Sometimes baseball is hard to write about. This needn’t be because the game was uneventful – sometimes there’s just no clear thread linking the innings together, linking the plate appearances to one another with some sort of purpose. You’d think that in a game with 15 runs and one team continually breathing down the necks of the other (albeit with comfortable distance) that there would be easy narratives. But for whatever reason, the final regular season match-up of the New York Mets – St. Louis Cardinals simply didn’t reveal its secrets easily. Instead, we got performances all across the board from a Mets team that, once they scored their first run, never looked in danger of relinquishing the lead.
Before we get to the offensive performances, though, starting pitcher Seth Lugo notched his first big league win with a solid five innings of work.

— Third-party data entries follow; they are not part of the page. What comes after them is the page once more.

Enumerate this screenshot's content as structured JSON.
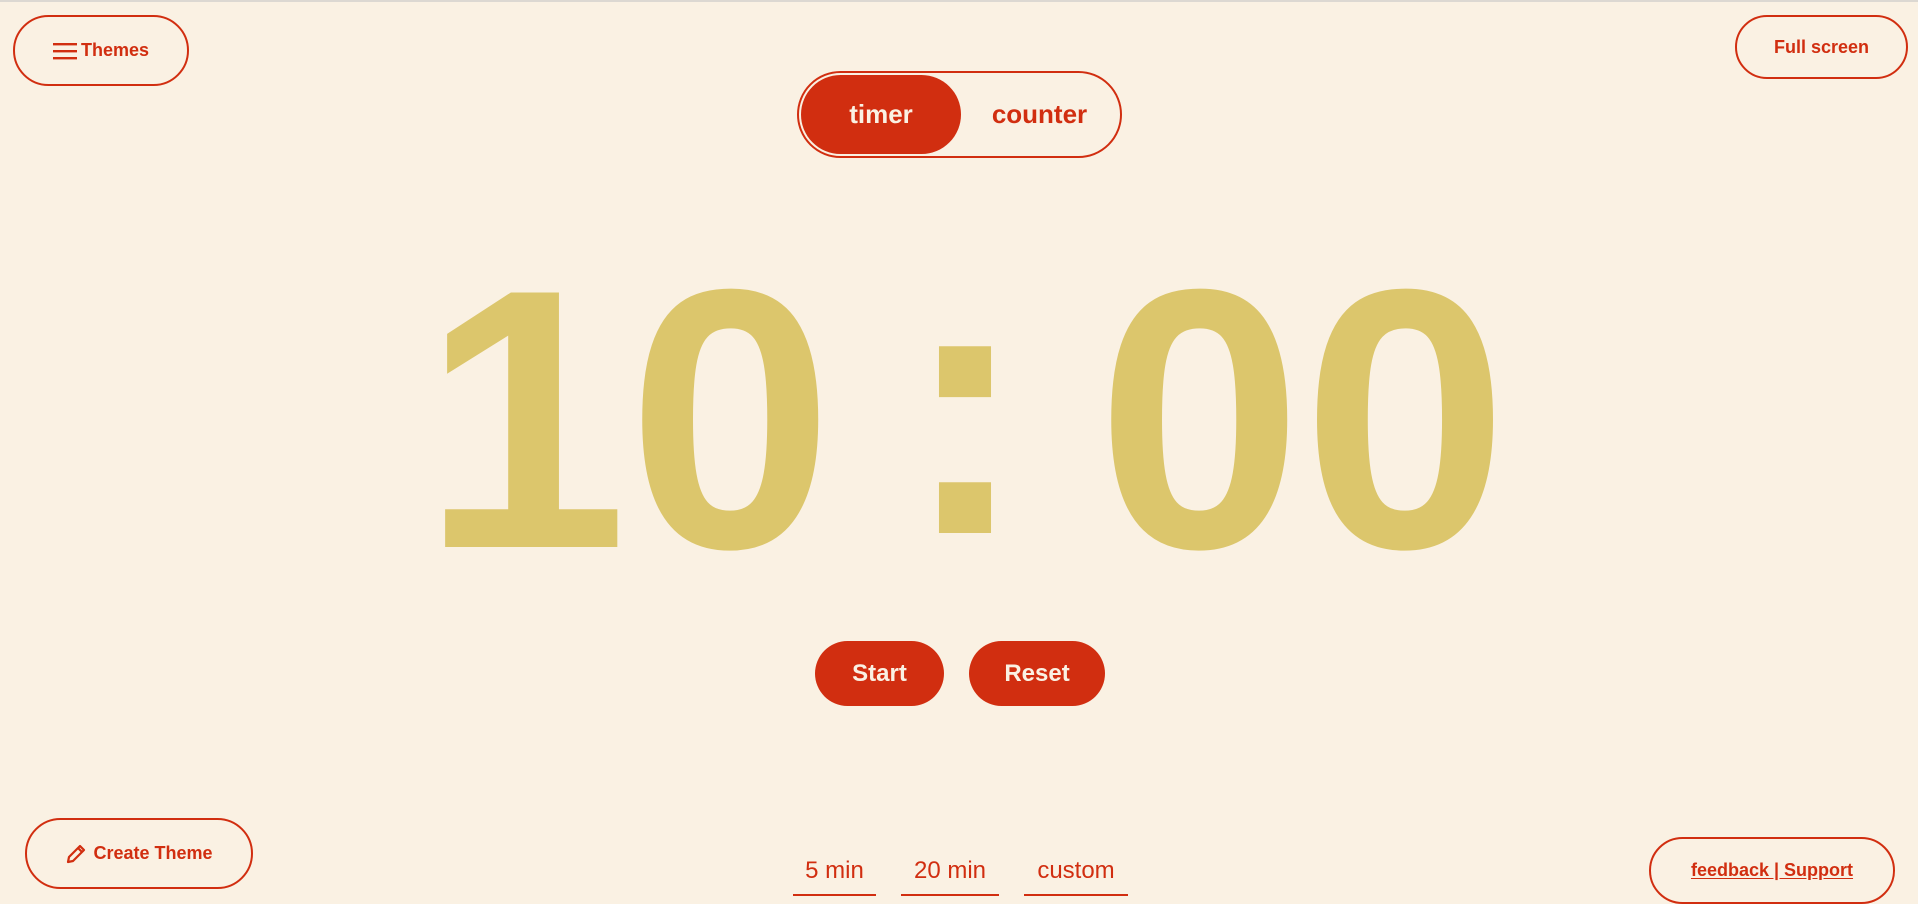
{
  "header": {
    "themes_label": "Themes",
    "fullscreen_label": "Full screen"
  },
  "mode": {
    "timer_label": "timer",
    "counter_label": "counter",
    "active": "timer"
  },
  "clock": {
    "minutes": "10",
    "separator": ":",
    "seconds": "00"
  },
  "controls": {
    "start_label": "Start",
    "reset_label": "Reset"
  },
  "presets": [
    "5 min",
    "20 min",
    "custom"
  ],
  "footer": {
    "create_theme_label": "Create Theme",
    "feedback_label": "feedback | Support"
  },
  "colors": {
    "background": "#faf1e3",
    "accent": "#d12e10",
    "digits": "#dcc66c"
  },
  "icons": {
    "themes": "menu-icon",
    "create_theme": "pencil-icon"
  }
}
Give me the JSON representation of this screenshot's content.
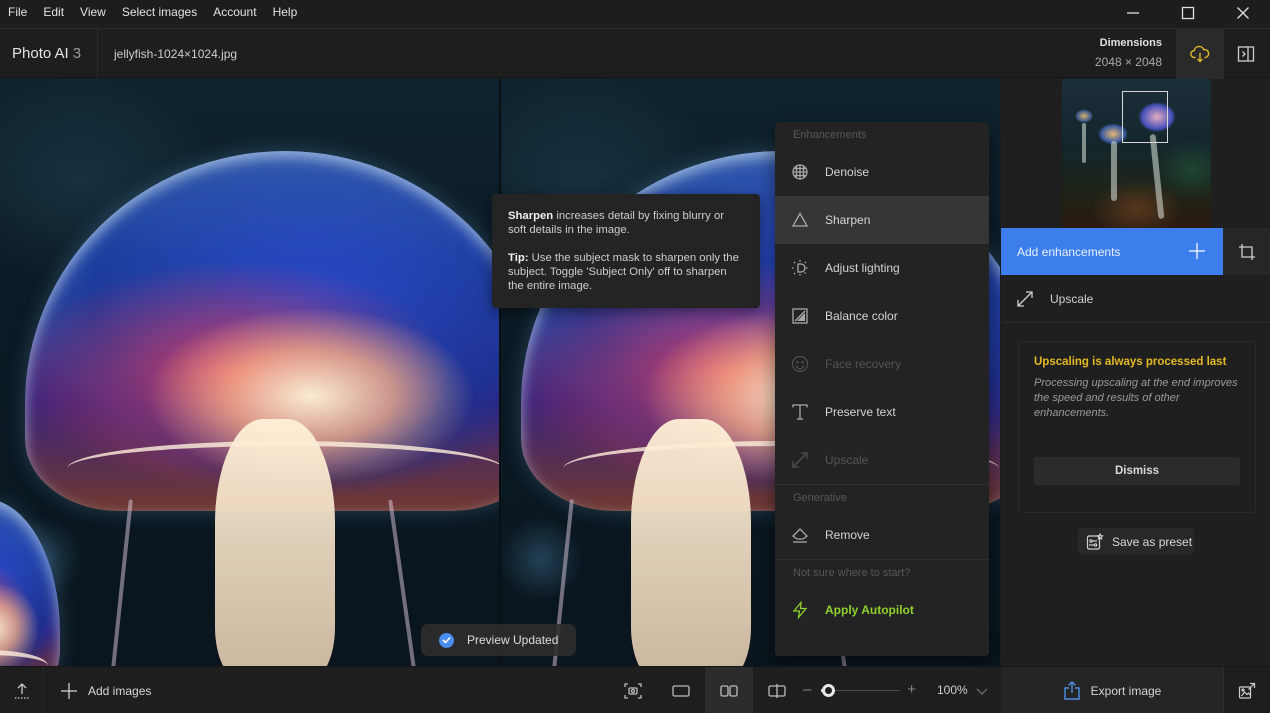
{
  "menubar": {
    "items": [
      "File",
      "Edit",
      "View",
      "Select images",
      "Account",
      "Help"
    ]
  },
  "window_controls": {
    "minimize": "minimize-icon",
    "maximize": "maximize-icon",
    "close": "close-icon"
  },
  "header": {
    "app_name": "Photo AI",
    "app_version": "3",
    "file_name": "jellyfish-1024×1024.jpg",
    "dimensions_label": "Dimensions",
    "dimensions_value": "2048 × 2048",
    "cloud_icon": "cloud-download-icon",
    "panel_icon": "toggle-panel-icon"
  },
  "tooltip": {
    "title": "Sharpen",
    "description": " increases detail by fixing blurry or soft details in the image.",
    "tip_label": "Tip:",
    "tip_text": " Use the subject mask to sharpen only the subject. Toggle 'Subject Only' off to sharpen the entire image."
  },
  "dropdown": {
    "sections": [
      {
        "title": "Enhancements",
        "items": [
          {
            "label": "Denoise",
            "icon": "globe-grid-icon",
            "state": "normal"
          },
          {
            "label": "Sharpen",
            "icon": "triangle-icon",
            "state": "active"
          },
          {
            "label": "Adjust lighting",
            "icon": "light-bulb-icon",
            "state": "normal"
          },
          {
            "label": "Balance color",
            "icon": "balance-color-icon",
            "state": "normal"
          },
          {
            "label": "Face recovery",
            "icon": "smiley-icon",
            "state": "disabled"
          },
          {
            "label": "Preserve text",
            "icon": "text-t-icon",
            "state": "normal"
          },
          {
            "label": "Upscale",
            "icon": "expand-arrows-icon",
            "state": "disabled"
          }
        ]
      },
      {
        "title": "Generative",
        "items": [
          {
            "label": "Remove",
            "icon": "eraser-icon",
            "state": "normal"
          }
        ]
      },
      {
        "title": "Not sure where to start?",
        "items": [
          {
            "label": "Apply Autopilot",
            "icon": "lightning-icon",
            "state": "highlight"
          }
        ]
      }
    ]
  },
  "sidepanel": {
    "add_enhancements_label": "Add enhancements",
    "upscale_label": "Upscale",
    "notice": {
      "title": "Upscaling is always processed last",
      "body": "Processing upscaling at the end improves the speed and results of other enhancements.",
      "dismiss_label": "Dismiss"
    },
    "save_preset_label": "Save as preset"
  },
  "toast": {
    "message": "Preview Updated"
  },
  "bottombar": {
    "add_images_label": "Add images",
    "zoom_percent": "100%",
    "zoom_slider_fraction": 0.1,
    "view_modes": [
      "snapshot",
      "single",
      "side-by-side",
      "split"
    ],
    "active_view_mode": "side-by-side",
    "export_label": "Export image"
  },
  "colors": {
    "accent_blue": "#3b7eec",
    "notice_yellow": "#e3b925",
    "autopilot_green": "#8fd12f",
    "cloud_icon_yellow": "#e0b82a"
  }
}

He wasn’t particularly flashy, posting a respectable five strikeouts but balancing it out with five combined walks and hits. The greatest amount of trouble he found himself in was in the third when the bases were loaded with two outs following a Yadier Molina single, Randal Grichuk double and Greg Garcia intentional walk. The intentional walk was to bring up Adam Wainwright, who had as stellar a night at the plate as he did on the mound, striking out on five pitches. Lugo left the game after warming up before the bottom of the sixth with a right calf injury, marking yet another Mets pitcher with injury troubles; the team said postgame that he’s expected to make his next start, but we’ve heard that one before. Uncharacteristically, even a subpar performance by the starter probably would’ve been enough for the Mets to get a much-needed win. This was thanks to a consistent offensive outburst.
In the top of the second, both after getting behind 0-2, James Loney singled and Curtis Granderson doubled to put men on second and third with no outs. Wilmer Flores came up and hit a sac fly to score Loney, putting the Mets up 1-0. They’d never look back. Granderson would reach again on an error in the top of the fourth, and Flores would be productive without making an out by doubling. With the same situation as the second, the Mets looked to add on runs. Alejandro De Aza would oblige, singling to score both. Even Lugo got in on the act by recording his first Major League hit, though it came without an RBI attached.
The fifth was truly where the Mets made it known that they would take this game. Yoenis Cespedes walked with one out, then a bizarre play happened. Loney blooped a single in shallow left that wasn’t handled properly by the Cardinals near the ball, providing Cespedes with the incentive to try for an extra base. He ran towards third and was met by Wainwright, whose glove came off as a result of Cespedes’ slide. He was ruled safe and Flores, next up, reached first on an error by Garcia that scored Cespedes. Men were on first and third with one out, and the game’s biggest offensive star, De Aza, was up. He homered to right, putting the Mets up 7-0.
Though the Cardinals would ultimately score six runs of their own – two in each of the sixth, eighth and ninth innings – the game never appeared as if the tide would turn. Mets fans became increasingly vocal in the crowd as Cards faithful dwindled out of the stadium, and though Brandon Moss would hit his 24th and 25th homers of the year, it simply wasn’t enough to overtake the Mets’ offensive output.
“Overtaking” was the key word of this series: the Cards entered and leave as the second National League Wild Card team, but the Mets put themselves in great position to catch them over the season’s final 35 games. Only 3.5 games back after last night, the Mets begin an eminently winnable three-game series versus the Phillies that overwhelmingly favors their pitching match-ups. If the offense performs even half as well as they did tonight, the gap between the Mets and the teams in front of them in the Wild Card standings should diminish by the end of the series.